Backyard Birder

Architecture

Inspiration

I live in an area that is visited by many a variety of birds (and squirrels). I thought it wold be interesting to explore the abilities of Amazon's DeepLens to be able to identify bird species by both visual and song characteristics as well as keep track of how many squirrels disrupt the feeders each day.

I had a difficult time finding good seed image libraries for bird species and wanted to get my hands dirty with this new hardware. I thought I could leverage the ease of getting a sample project running on DeepLens to do a course collection of bird images that I could further develop into my species identification model. enter image description here

enter image description here

What does the application do and goals of the project

The AWS DeepLens hardware allows locally running image processing to occur using models trained using a variety of machine learning methodologies. The graphics processing hardware allows for low latency video stream processing at the edge (i.e. disconnected from the cloud).

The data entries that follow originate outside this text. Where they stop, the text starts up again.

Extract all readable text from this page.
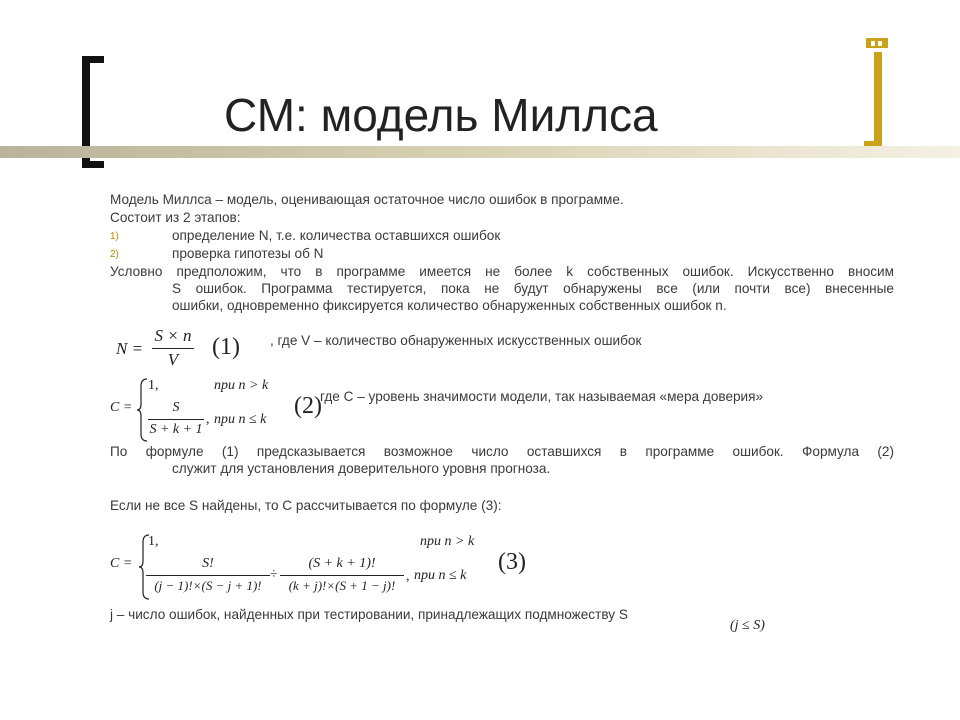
СМ: модель Миллса
Модель Миллса – модель, оценивающая остаточное число ошибок в программе.
Состоит из 2 этапов:
1)	определение N, т.е. количества оставшихся ошибок
2)	проверка гипотезы об N
Условно предположим, что в программе имеется не более k собственных ошибок. Искусственно вносим
S ошибок. Программа тестируется, пока не будут обнаружены все (или почти все) внесенные
ошибки, одновременно фиксируется количество обнаруженных собственных ошибок n.
N =
S × n
V	(1) , где V – количество обнаруженных искусственных ошибок
C =
1,	при n > k
S
S + k + 1
, при n ≤ k
(2)
где C – уровень значимости модели, так называемая «мера доверия»
По формуле (1) предсказывается возможное число оставшихся в программе ошибок. Формула (2)
служит для установления доверительного уровня прогноза.
Если не все S найдены, то C рассчитывается по формуле (3):
C =
1,	при n > k
S!
(j − 1)!×(S − j + 1)!
÷
(S + k + 1)!
(k + j)!×(S + 1 − j)!
, при n ≤ k
(3)
j – число ошибок, найденных при тестировании, принадлежащих подмножеству S
(j ≤ S)
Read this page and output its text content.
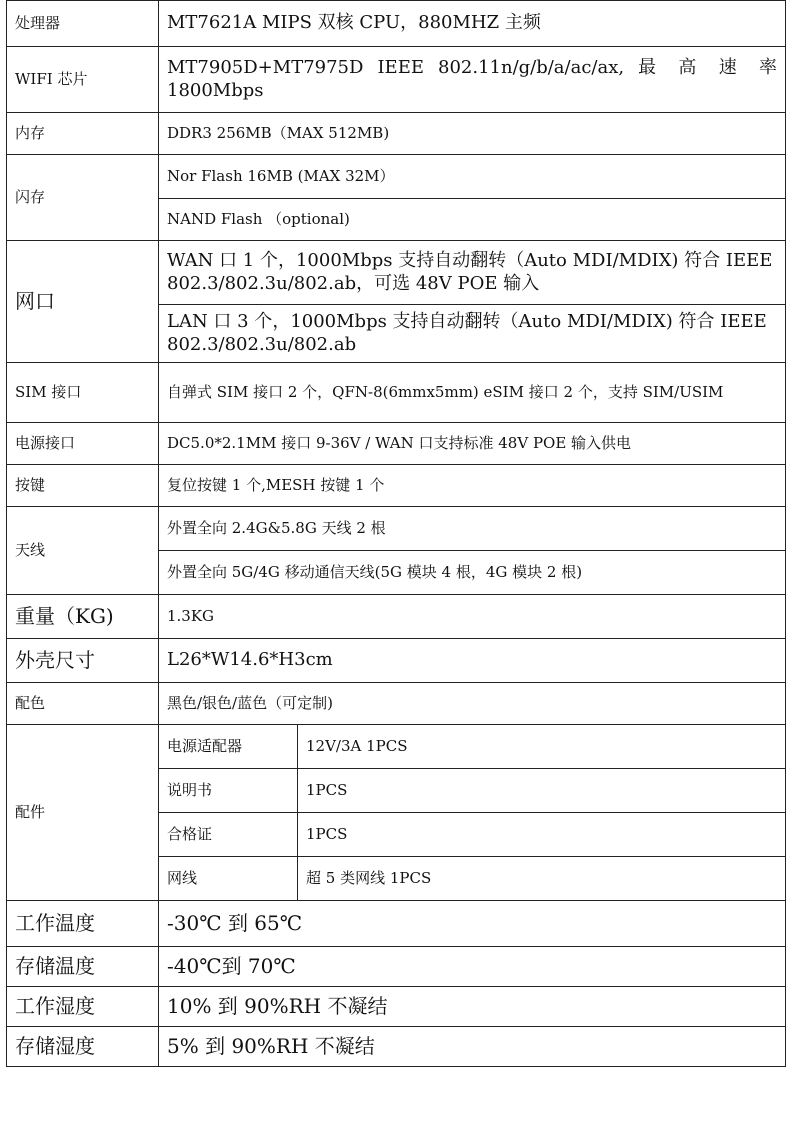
处理器	MT7621A MIPS 双核 CPU，880MHZ 主频	
WIFI 芯片	MT7905D+MT7975D IEEE 802.11n/g/b/a/ac/ax, 最 高 速 率 1800Mbps	
内存	DDR3 256MB（MAX 512MB)	
闪存	Nor Flash 16MB (MAX 32M）	
	NAND Flash （optional)	
网口	WAN 口 1 个，1000Mbps 支持自动翻转（Auto MDI/MDIX) 符合 IEEE 802.3/802.3u/802.ab，可选 48V POE 输入	
	LAN 口 3 个，1000Mbps 支持自动翻转（Auto MDI/MDIX) 符合 IEEE 802.3/802.3u/802.ab	
SIM 接口	自弹式 SIM 接口 2 个，QFN-8(6mmx5mm) eSIM 接口 2 个，支持 SIM/USIM	
电源接口	DC5.0*2.1MM 接口 9-36V / WAN 口支持标准 48V POE 输入供电	
按键	复位按键 1 个,MESH 按键 1 个	
天线	外置全向 2.4G&5.8G 天线 2 根	
	外置全向 5G/4G 移动通信天线(5G 模块 4 根，4G 模块 2 根)	
重量（KG)	1.3KG	
外壳尺寸	L26*W14.6*H3cm	
配色	黑色/银色/蓝色（可定制)	
配件	电源适配器	12V/3A 1PCS
	说明书	1PCS
	合格证	1PCS
	网线	超 5 类网线 1PCS
工作温度	-30℃ 到 65℃	
存储温度	-40℃到 70℃	
工作湿度	10% 到 90%RH 不凝结	
存储湿度	5% 到 90%RH 不凝结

My application, using an included sample MXNet trained model (deeplens-object-detection), identifies the visitors to my bird feeders in my yard. The sample model is able to identify birds with reasonable accuracy. There is no classification for squirrels in this model but they score relatively likely against the "cat" and "dog" classifier (this is a hackathon, isn't it?). Upon a high identification probability score of recognizing a bird or a squirrel, a message is published to a message topic (MQTT) where a lister process will tally the counts and store them to a database where a daily squirrel vs. bird scorecard can be accessed via the web.

Web Page

The output isn't pretty but it shows your running identification counts.

This trigger could be extended to take some physical action to deter the squirrel from the feeder, however I am less concerned with that and more interested in collecting positive bird species samples for a more specific bird model.

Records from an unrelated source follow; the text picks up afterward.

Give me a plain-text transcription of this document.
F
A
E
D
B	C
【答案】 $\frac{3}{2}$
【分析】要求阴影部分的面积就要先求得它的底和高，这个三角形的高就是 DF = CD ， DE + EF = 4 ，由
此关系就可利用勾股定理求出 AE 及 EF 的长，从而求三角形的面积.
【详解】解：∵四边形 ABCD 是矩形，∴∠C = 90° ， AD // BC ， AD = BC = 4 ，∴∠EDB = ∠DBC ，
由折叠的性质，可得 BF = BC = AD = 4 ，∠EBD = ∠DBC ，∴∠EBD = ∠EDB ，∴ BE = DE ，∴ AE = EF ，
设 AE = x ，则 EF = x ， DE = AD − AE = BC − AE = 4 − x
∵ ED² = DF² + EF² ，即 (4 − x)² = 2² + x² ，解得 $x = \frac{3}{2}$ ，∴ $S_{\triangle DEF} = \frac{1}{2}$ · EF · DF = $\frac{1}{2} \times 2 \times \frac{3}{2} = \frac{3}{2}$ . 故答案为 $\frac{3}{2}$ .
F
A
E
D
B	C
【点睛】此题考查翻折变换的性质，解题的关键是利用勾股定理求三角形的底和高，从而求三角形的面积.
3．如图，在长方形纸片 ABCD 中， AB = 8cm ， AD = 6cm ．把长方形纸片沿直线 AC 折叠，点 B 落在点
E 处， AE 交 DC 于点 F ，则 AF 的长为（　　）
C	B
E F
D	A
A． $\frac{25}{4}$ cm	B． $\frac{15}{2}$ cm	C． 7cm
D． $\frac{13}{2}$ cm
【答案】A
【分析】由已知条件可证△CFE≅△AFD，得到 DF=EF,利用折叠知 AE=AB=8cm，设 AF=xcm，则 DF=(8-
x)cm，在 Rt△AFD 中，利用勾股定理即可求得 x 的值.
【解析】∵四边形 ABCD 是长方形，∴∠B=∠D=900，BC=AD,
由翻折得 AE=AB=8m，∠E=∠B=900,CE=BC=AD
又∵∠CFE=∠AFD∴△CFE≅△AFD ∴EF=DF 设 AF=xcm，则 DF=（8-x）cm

Initially I utilizes a pre-trained model, but this is the first step in a broader project that is a "train the trainer" application. Using existing coarse models as the source for generating new seed images to train a new model using AWS SageMaker, in this case, to specifically identify bird species.

Check out this video of the detection: youtube

This project will give you some information about the DeepLens framework, hardware and a references to a guide for setting up your own device and customizing a model to do your own detection.

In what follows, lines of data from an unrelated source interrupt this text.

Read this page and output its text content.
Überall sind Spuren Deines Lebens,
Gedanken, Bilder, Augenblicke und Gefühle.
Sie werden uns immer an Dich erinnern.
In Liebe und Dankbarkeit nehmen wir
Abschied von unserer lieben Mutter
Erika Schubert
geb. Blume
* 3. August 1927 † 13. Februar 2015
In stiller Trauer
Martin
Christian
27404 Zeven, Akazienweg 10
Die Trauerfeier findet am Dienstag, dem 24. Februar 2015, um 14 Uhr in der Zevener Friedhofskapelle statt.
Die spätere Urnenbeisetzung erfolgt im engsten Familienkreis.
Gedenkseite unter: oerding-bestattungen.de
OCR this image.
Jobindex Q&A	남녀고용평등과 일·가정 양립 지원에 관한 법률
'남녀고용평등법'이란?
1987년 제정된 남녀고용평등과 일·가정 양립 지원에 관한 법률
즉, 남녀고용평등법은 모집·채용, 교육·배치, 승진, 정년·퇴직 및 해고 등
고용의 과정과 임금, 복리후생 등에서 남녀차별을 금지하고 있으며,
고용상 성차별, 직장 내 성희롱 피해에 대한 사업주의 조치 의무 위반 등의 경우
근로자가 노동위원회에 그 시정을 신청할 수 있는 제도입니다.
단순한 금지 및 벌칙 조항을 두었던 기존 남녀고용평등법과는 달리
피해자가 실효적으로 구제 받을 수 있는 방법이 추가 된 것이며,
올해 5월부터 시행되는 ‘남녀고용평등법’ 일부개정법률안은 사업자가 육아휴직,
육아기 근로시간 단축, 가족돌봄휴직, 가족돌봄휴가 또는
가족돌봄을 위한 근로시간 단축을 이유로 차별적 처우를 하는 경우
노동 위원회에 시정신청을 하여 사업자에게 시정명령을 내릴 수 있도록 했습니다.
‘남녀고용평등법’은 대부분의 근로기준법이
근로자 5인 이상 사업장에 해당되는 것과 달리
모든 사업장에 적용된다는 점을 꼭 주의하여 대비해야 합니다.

I encourage you to use it as a starting point to exploring this platform. The code to this project can be found on github at https://github.com/plangdon/deeplens_birds.

The architecture of this solution can be adapted to support your trained model and notification/action pipeline.

Solution Architecture

In designing this architecture, I had the following goals:

Push as much processing and resource utilization to "the edge"
- video bandwidth is large, sending video stream to cloud for processing would be expensive and have high latency
- notifications or counts are orders of magnitude smaller than video and easy sent to cloud for storage and action
- constant video processing in the cloud would incur lots of CPU costs
Support image capture locally so device could be deployed to remote location without 100% connectivity or on low-bandwidth networks (cellular)
- images captured of birds would be incorporated into future training for specific species identification
- locally stored images can be off-loaded from device on demand when network is enabled or physically removed via removable media (sneaker-net)
Support notifications to the cloud using secure, messaging protocol

Solution Architecture

Running on the AWS DeepLens is Greengrass Core allowing Lambda code to run on DeepLens hardware.
Lambda code deployed to DeepLens processes the image recognition/inference from the loaded model, handles the secure messaging to AWS IoT and saves local files when identification criteria is met.
Messages are published to AWS IoT using MQTT
AWS IoT Rules forward detection data to DynamoDB
DynamoDB stores timestamp and probability scores from detected animals
Inside of Elastic Beanstalk, a Node.js web server hosts a page with the day's tally of bird and squirrel sightings stored on DynamoDB.

Deep Lens Introduction

Chances are this is your first look at AWS DeepLens so I wanted to cover a quick intro to the hardware and the AWS components used in this project.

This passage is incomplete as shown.